Authors: Shinde-Jadhav, Surashri; Mansure, Jose Joao; Rayes, Roni F.; Marcq, Gautier; Ayoub, Mina; Skowronski, Rodrigo; Kool, Ronald; Bourdeau, France; Brimo, Fadi; Spicer, Jonathan; Kassouf, Wassim
Issue: Nat Commun. 2021 May 13;12(1):2776.
Radiation therapy (RT) is used in the management of several cancers; however, tumor radioresistance remains a challenge. Polymorphonuclear neutrophils (PMNs) are recruited to the tumor immune microenvironment (TIME) post-RT and can facilitate tumor progression by forming neutrophil extracellular traps (NETs). Here, we demonstrate a role for NETs as players in tumor radioresistance.
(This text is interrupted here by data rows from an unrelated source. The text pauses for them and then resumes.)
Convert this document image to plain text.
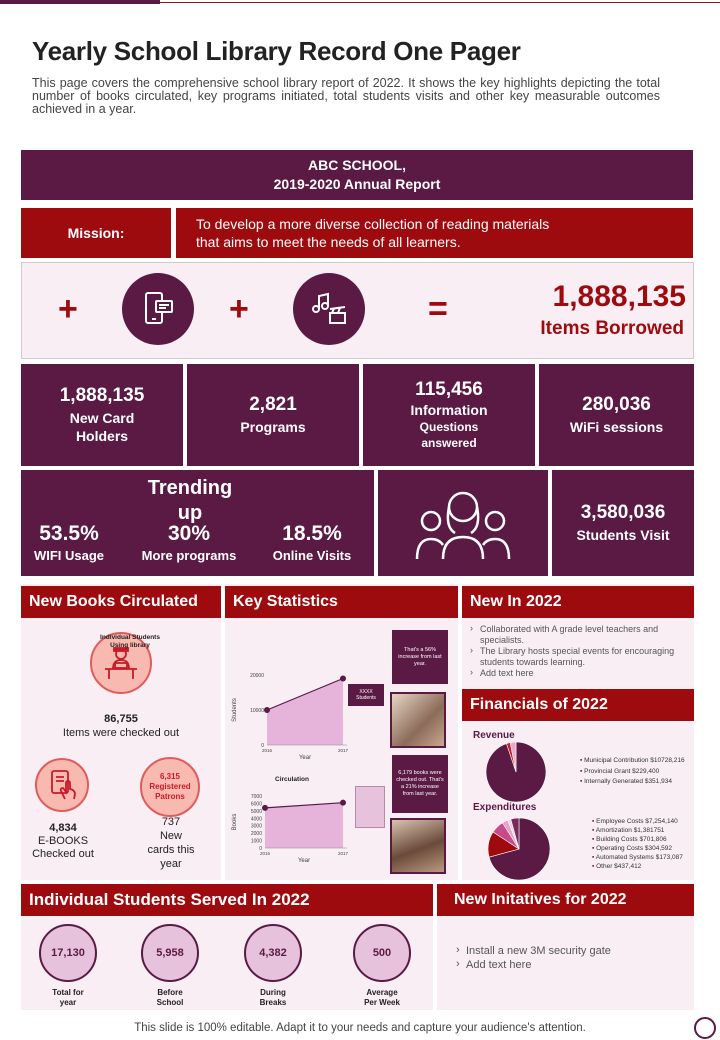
Yearly School Library Record One Pager
This page covers the comprehensive school library report of 2022. It shows the key highlights depicting the total number of books circulated, key programs initiated, total students visits and other key measurable outcomes achieved in a year.
ABC SCHOOL,
2019-2020 Annual Report
Mission:
To develop a more diverse collection of reading materials
that aims to meet the needs of all learners.
+	+	=	1,888,135
Items Borrowed
1,888,135
New Card
Holders
2,821
Programs
115,456
Information
Questions
answered
280,036
WiFi sessions
Trending
up
53.5%
WIFI Usage
30%
More programs
18.5%
Online Visits
3,580,036
Students Visit
New Books Circulated	Key Statistics	New In 2022
86,755
Items were checked out
6,315
Registered
Patrons
4,834
E-BOOKS
Checked out
737
New
cards this
year
20000
10000
0
2016	2017
Year
Students
7000
6000
5000
4000
3000
2000
1000
0
2016	2017
Year
Books
Individual Students
Using library
Circulation
That's a 56% increase from last year.
XXXX Students
6,179 books were checked out. That's a 21% increase from last year.
› Collaborated with A grade level teachers and specialists.
› The Library hosts special events for encouraging students towards learning.
› Add text here
Financials of 2022
Revenue
Expenditures
▪ Municipal Contribution $10728,216
▪ Provincial Grant $229,400
▪ Internally Generated $351,934
▪ Employee Costs $7,254,140
▪ Amortization $1,381751
▪ Building Costs $701,806
▪ Operating Costs $304,592
▪ Automated Systems $173,087
▪ Other $437,412
Individual Students Served In 2022
17,130
Total for
year
5,958
Before
School
4,382
During
Breaks
500
Average
Per Week
New Initatives for 2022
› Install a new 3M security gate
› Add text here
This slide is 100% editable. Adapt it to your needs and capture your audience's attention.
Using a syngeneic bladder cancer model, increased NET deposition is observed in the TIME of mice treated with RT and inhibition of NETs improves overall radiation response. In vitro, the protein HMGB1 promotes NET formation through a TLR4-dependent manner and in vivo, inhibition of both HMGB1 and NETs significantly delays tumor growth. Finally, NETs are observed in bladder tumors of patients who did not respond to RT and had persistent disease post-RT, wherein a high tumoral PMN-to-CD8 ratio is associated with worse overall survival. Together, these findings identify NETs as a potential therapeutic target to increase radiation efficacy.